Bu hareketin jeopolitik bir yanı yok. 2015 yılındaki Elektrik Erivan gösterilerinde bu vardı. Rusya tarafından hareketin ortalarına doğru Ermenistan’a karşı yanlış bilgilendirme kampanyası yürütüldü. Bu harekette jeopolitik etken neden yer almıyor?

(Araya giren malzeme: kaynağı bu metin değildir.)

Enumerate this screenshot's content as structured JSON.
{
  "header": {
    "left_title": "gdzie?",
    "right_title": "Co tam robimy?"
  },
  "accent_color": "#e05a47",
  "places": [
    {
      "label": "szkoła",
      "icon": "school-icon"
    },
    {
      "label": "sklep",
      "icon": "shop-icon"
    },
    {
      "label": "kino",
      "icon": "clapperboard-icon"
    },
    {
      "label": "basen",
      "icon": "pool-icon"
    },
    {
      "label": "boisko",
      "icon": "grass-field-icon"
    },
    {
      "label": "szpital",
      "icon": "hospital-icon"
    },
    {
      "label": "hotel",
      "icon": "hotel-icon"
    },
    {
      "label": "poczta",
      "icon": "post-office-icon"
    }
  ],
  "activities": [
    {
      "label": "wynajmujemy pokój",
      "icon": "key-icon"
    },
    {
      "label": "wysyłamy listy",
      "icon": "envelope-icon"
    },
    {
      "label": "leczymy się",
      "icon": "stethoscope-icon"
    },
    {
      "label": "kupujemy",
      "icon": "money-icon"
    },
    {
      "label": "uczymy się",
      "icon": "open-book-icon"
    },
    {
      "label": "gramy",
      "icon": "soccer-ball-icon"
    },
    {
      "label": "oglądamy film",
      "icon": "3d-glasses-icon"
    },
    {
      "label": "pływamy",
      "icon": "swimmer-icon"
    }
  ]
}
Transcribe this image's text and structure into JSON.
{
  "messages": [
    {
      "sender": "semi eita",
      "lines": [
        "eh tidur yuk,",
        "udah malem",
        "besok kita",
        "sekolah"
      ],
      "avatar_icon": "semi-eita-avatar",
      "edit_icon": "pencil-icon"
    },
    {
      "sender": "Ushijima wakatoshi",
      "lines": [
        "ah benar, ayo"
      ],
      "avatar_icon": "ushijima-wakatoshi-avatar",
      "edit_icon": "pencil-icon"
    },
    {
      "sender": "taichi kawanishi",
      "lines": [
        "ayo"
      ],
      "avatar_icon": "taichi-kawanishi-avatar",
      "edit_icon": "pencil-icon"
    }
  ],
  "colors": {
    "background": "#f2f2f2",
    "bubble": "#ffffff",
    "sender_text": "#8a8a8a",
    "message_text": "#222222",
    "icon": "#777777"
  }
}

Öncelikle, bu hareketin başarılı olmasının en önemli sebeplerinden biri bunun tamamen Ermenistan sınırları içinde gerçekleşen bir anlaşmazlık olması. Dış güçlerin herhangi bir rolü olmadı. Hareket de bunu her zaman vurguladı. Elektrik Erivan hareketi Rusya’daki hükümete ait bir elektrik firmasıyla alakalıydı. Buna rağmen jeopolitik etkeni ortadan kaldırmak için ellerinden geleni yaptılar. Popüler olan şu slogan da bunu gösteriyor: “Burası Maydan değil, Bağramyan” (Maydan Ukrayna’daki protesto hareketinin başladığı meydanın ismi, Bağramyan ise Erivan’da protestoların sürdüğü caddenin ismi)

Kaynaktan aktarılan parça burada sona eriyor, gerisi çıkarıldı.